The Frontier formation in the Moxa Arch (Wyoming) is a complex, tight sandstone reservoir. As with any other tight formations, hydraulic-fracture stimulation is required to unlock the hydrocarbon reserves. This reservoir is also known for having high water and condensate production that seriously diminish the gas production, despite good reservoir quality, and can cause confusion when comparing the effectiveness of different stimulation techniques. A good understanding of reservoir characterization and production analysis is critical when comparing the effectiveness of different stimulation treatments across the field. This work addresses these topics by applying a systematic loop process that begins with reservoir evaluation, followed by completion design and production history analysis to identify the optimal treatment for each area in the field. The measure of success in this model was the accurate prediction of production using a reservoir flow-capacity model based on the parameters obtained from a calibrated log model specific to this reservoir and year-over-year production improvement. Once production capacity of the reservoir was known, an analysis allowed completion designs to be ranked by efficiency, from best to worst. Production-history matching provided additional information for a better understanding of the reservoir, as well as some other completion efficiencies. The results of this analysis were the key to identify necessary changes to improve fracture designs.

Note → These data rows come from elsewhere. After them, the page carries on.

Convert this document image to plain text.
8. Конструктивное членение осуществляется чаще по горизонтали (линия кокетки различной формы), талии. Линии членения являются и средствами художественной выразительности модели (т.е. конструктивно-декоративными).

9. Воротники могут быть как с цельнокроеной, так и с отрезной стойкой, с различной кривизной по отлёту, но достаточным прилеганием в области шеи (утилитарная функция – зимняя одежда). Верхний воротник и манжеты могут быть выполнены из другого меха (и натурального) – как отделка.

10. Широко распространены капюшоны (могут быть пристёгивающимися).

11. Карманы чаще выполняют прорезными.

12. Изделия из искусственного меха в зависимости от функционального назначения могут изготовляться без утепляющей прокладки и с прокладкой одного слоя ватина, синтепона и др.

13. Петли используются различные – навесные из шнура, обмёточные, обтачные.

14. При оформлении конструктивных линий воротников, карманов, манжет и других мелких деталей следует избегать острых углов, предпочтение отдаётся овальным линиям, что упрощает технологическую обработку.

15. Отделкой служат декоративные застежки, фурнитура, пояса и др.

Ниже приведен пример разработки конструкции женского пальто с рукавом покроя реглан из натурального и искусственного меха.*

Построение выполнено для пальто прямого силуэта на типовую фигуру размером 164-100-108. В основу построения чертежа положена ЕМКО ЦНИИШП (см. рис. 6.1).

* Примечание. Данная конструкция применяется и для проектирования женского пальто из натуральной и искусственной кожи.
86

In this study, fifty one (51) wells that were completed before 2006 were used to generate the model to predict production. The model was later successfully tested using fourteen wells completed in 2007, where actual production matched model predictions and showed improvement over similar offset completions.
Different hydraulic-fracture treatment-design criteria were presented as a result of this study as optimized designs based on return on investment (ROI) for the Frontier formation. Each design criteria corresponds to specific areas of the field, where very clear and different fluid/gas ratios were identified.